Human resources specialists say it is common for employers to offer incentives to influence such decisions. For example, if an employee’s spouse can get coverage through his or her own job, ‘‘some plans apply a penalty if they don’t take the coverage,’’ says J.D. Piro, at Aon Hewitt. ‘‘You could do that for the adult child, as well.’’
As long as guidelines are spelled out and applied consistently, a company can provide financial incentives; the company could even decide that someone was not eligible for its plan.
The question is, why would employers want to do that? Young people generally have fewer health problems and are relatively inexpensive to insure.
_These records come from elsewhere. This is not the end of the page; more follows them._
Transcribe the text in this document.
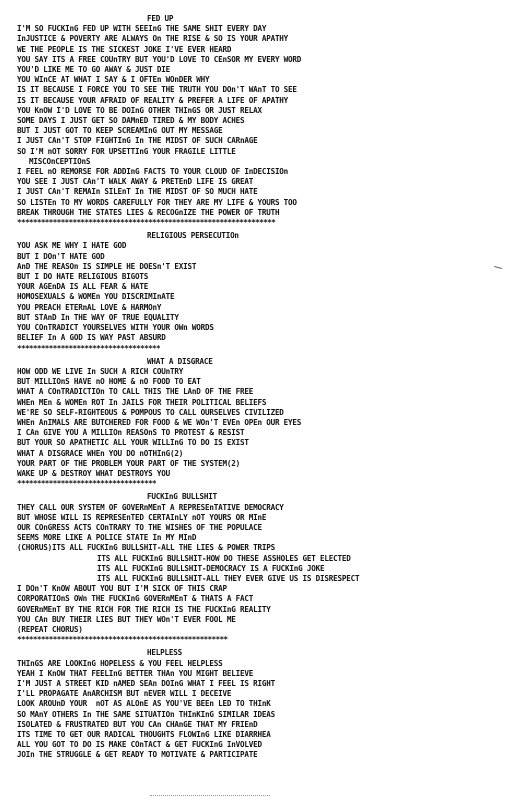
FED UP
I'M SO FUCKInG FED UP WITH SEEInG THE SAME SHIT EVERY DAY
InJUSTICE & POVERTY ARE ALWAYS On THE RISE & SO IS YOUR APATHY
WE THE PEOPLE IS THE SICKEST JOKE I'VE EVER HEARD
YOU SAY ITS A FREE COUnTRY BUT YOU'D LOVE TO CEnSOR MY EVERY WORD
YOU'D LIKE ME TO GO AWAY & JUST DIE
YOU WInCE AT WHAT I SAY & I OFTEn WOnDER WHY
IS IT BECAUSE I FORCE YOU TO SEE THE TRUTH YOU DOn'T WAnT TO SEE
IS IT BECAUSE YOUR AFRAID OF REALITY & PREFER A LIFE OF APATHY
YOU KnOW I'D LOVE TO BE DOInG OTHER THInGS OR JUST RELAX
SOME DAYS I JUST GET SO DAMnED TIRED & MY BODY ACHES
BUT I JUST GOT TO KEEP SCREAMInG OUT MY MESSAGE
I JUST CAn'T STOP FIGHTInG In THE MIDST OF SUCH CARnAGE
SO I'M nOT SORRY FOR UPSETTInG YOUR FRAGILE LITTLE
MISCOnCEPTIOnS
I FEEL nO REMORSE FOR ADDInG FACTS TO YOUR CLOUD OF InDECISIOn
YOU SEE I JUST CAn'T WALK AWAY & PRETEnD LIFE IS GREAT
I JUST CAn'T REMAIn SILEnT In THE MIDST OF SO MUCH HATE
SO LISTEn TO MY WORDS CAREFULLY FOR THEY ARE MY LIFE & YOURS TOO
BREAK THROUGH THE STATES LIES & RECOGnIZE THE POWER OF TRUTH
*****************************************************************
RELIGIOUS PERSECUTIOn
YOU ASK ME WHY I HATE GOD
BUT I DOn'T HATE GOD
AnD THE REASOn IS SIMPLE HE DOESn'T EXIST
BUT I DO HATE RELIGIOUS BIGOTS
YOUR AGEnDA IS ALL FEAR & HATE
HOMOSEXUALS & WOMEn YOU DISCRIMInATE
YOU PREACH ETERnAL LOVE & HARMOnY
BUT STAnD In THE WAY OF TRUE EQUALITY
YOU COnTRADICT YOURSELVES WITH YOUR OWn WORDS
BELIEF In A GOD IS WAY PAST ABSURD
************************************
WHAT A DISGRACE
HOW ODD WE LIVE In SUCH A RICH COUnTRY
BUT MILLIOnS HAVE nO HOME & nO FOOD TO EAT
WHAT A COnTRADICTIOn TO CALL THIS THE LAnD OF THE FREE
WHEn MEn & WOMEn ROT In JAILS FOR THEIR POLITICAL BELIEFS
WE'RE SO SELF-RIGHTEOUS & POMPOUS TO CALL OURSELVES CIVILIZED
WHEn AnIMALS ARE BUTCHERED FOR FOOD & WE WOn'T EVEn OPEn OUR EYES
I CAn GIVE YOU A MILLIOn REASOnS TO PROTEST & RESIST
BUT YOUR SO APATHETIC ALL YOUR WILLInG TO DO IS EXIST
WHAT A DISGRACE WHEn YOU DO nOTHInG(2)
YOUR PART OF THE PROBLEM YOUR PART OF THE SYSTEM(2)
WAKE UP & DESTROY WHAT DESTROYS YOU
***********************************
FUCKInG BULLSHIT
THEY CALL OUR SYSTEM OF GOVERnMEnT A REPRESEnTATIVE DEMOCRACY
BUT WHOSE WILL IS REPRESEnTED CERTAInLY nOT YOURS OR MInE
OUR COnGRESS ACTS COnTRARY TO THE WISHES OF THE POPULACE
SEEMS MORE LIKE A POLICE STATE In MY MInD
(CHORUS)ITS ALL FUCKInG BULLSHIT-ALL THE LIES & POWER TRIPS
ITS ALL FUCKInG BULLSHIT-HOW DO THESE ASSHOLES GET ELECTED
ITS ALL FUCKInG BULLSHIT-DEMOCRACY IS A FUCKInG JOKE
ITS ALL FUCKInG BULLSHIT-ALL THEY EVER GIVE US IS DISRESPECT
I DOn'T KnOW ABOUT YOU BUT I'M SICK OF THIS CRAP
CORPORATIOnS OWn THE FUCKInG GOVERnMEnT & THATS A FACT
GOVERnMEnT BY THE RICH FOR THE RICH IS THE FUCKInG REALITY
YOU CAn BUY THEIR LIES BUT THEY WOn'T EVER FOOL ME
(REPEAT CHORUS)
*****************************************************
HELPLESS
THInGS ARE LOOKInG HOPELESS & YOU FEEL HELPLESS
YEAH I KnOW THAT FEELInG BETTER THAn YOU MIGHT BELIEVE
I'M JUST A STREET KID nAMED SEAn DOInG WHAT I FEEL IS RIGHT
I'LL PROPAGATE AnARCHISM BUT nEVER WILL I DECEIVE
LOOK AROUnD YOUR  nOT AS ALOnE AS YOU'VE BEEn LED TO THInK
SO MAnY OTHERS In THE SAME SITUATIOn THInKInG SIMILAR IDEAS
ISOLATED & FRUSTRATED BUT YOU CAn CHAnGE THAT MY FRIEnD
ITS TIME TO GET OUR RADICAL THOUGHTS FLOWInG LIKE DIARRHEA
ALL YOU GOT TO DO IS MAKE COnTACT & GET FUCKInG InVOLVED
JOIn THE STRUGGLE & GET READY TO MOTIVATE & PARTICIPATE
In 2009, just 11.8 percent of adults age 19 to 29 had health expenses that exceeded $1,000, compared with 26.5 percent of those between 30 and 64, according to Young Invincibles, an advocacy group for young adults.
But a company that buys insurance for its workers and pays premiums based on the number of people in the plan, as many small companies do, might find it advantageous to cover fewer people.
A wrinkle in the 2010 health law might prevent some adult children from joining parents’ plan. Until 2014, plans that haven’t changed their benefits or costs since the law became effective — need not cover adult children if the child can buy health insurance at his or her own job.